Czy pogotowie strajkowe w Stoczni Szczecińskiej przerodzi się w strajk? Decyzja zapadnie pojutrze podczas wiecu stoczniowców. Są już dwa żądania, od których zależy decyzja o rozszerzeniu protestu - stoczniowcy chcą wiedzieć, kiedy dostaną zaległe pensje i ile osób znajdzie pracę w Stoczni Szczecińskiej Nowej.

Dziś w tej sprawie członkowie komitetu protestacyjnego spotkali się z prezesem Nowej Stoczni, syndykiem masy upadłościowej starej stoczni oraz wojewodą zachodnio-pomorskim.

Nikt z zainteresowanych najbardziej problemem stocznie nie chciał dzisiaj mówić o szczegółach tych rozmów.

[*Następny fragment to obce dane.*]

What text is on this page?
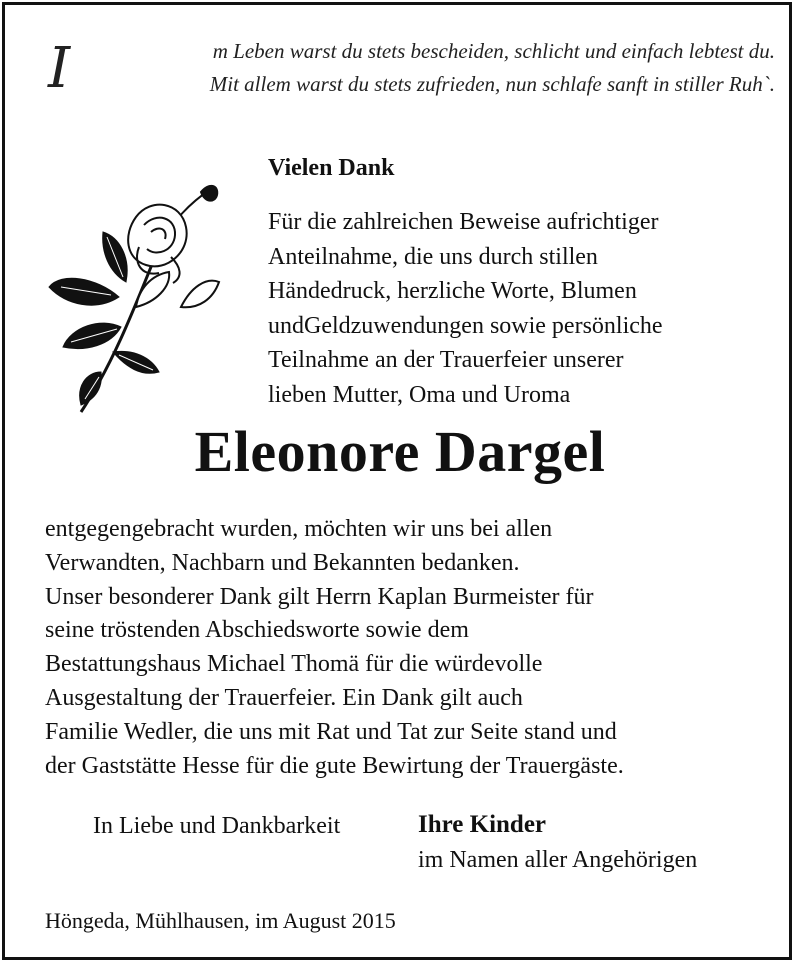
I	m Leben warst du stets bescheiden, schlicht und einfach lebtest du.
Mit allem warst du stets zufrieden, nun schlafe sanft in stiller Ruh`.
Vielen Dank
Für die zahlreichen Beweise aufrichtiger
Anteilnahme, die uns durch stillen
Händedruck, herzliche Worte, Blumen
undGeldzuwendungen sowie persönliche
Teilnahme an der Trauerfeier unserer
lieben Mutter, Oma und Uroma
Eleonore Dargel
entgegengebracht wurden, möchten wir uns bei allen
Verwandten, Nachbarn und Bekannten bedanken.
Unser besonderer Dank gilt Herrn Kaplan Burmeister für
seine tröstenden Abschiedsworte sowie dem
Bestattungshaus Michael Thomä für die würdevolle
Ausgestaltung der Trauerfeier. Ein Dank gilt auch
Familie Wedler, die uns mit Rat und Tat zur Seite stand und
der Gaststätte Hesse für die gute Bewirtung der Trauergäste.
In Liebe und Dankbarkeit	Ihre Kinder
im Namen aller Angehörigen
Höngeda, Mühlhausen, im August 2015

Jednak członkowie komitetu protestacyjnego wychodzący ze spotkania z prezesem Stoczni Nowej wyglądali na zadowolonych.

Prezes Stoczni Nowa był bardziej konkretny w kwestiach zatrudnienia: Przyjęcia do pracy są zależą od kwestii zewnętrznych – kontraktów i linii kredytowych - mówił.

Aktualnie w nowej stoczni pracuje około 1800 osób. Prezes zapewnił, że do końca września ta liczba wzrośnie dwukrotnie.

Nieco mniej do powiedzenia miał syndyk masy upadłościowej Stoczni Szczecińskiej w sprawie zaległych pensji. Stoczniowcy czekają na pensję za cztery miesiące pracy.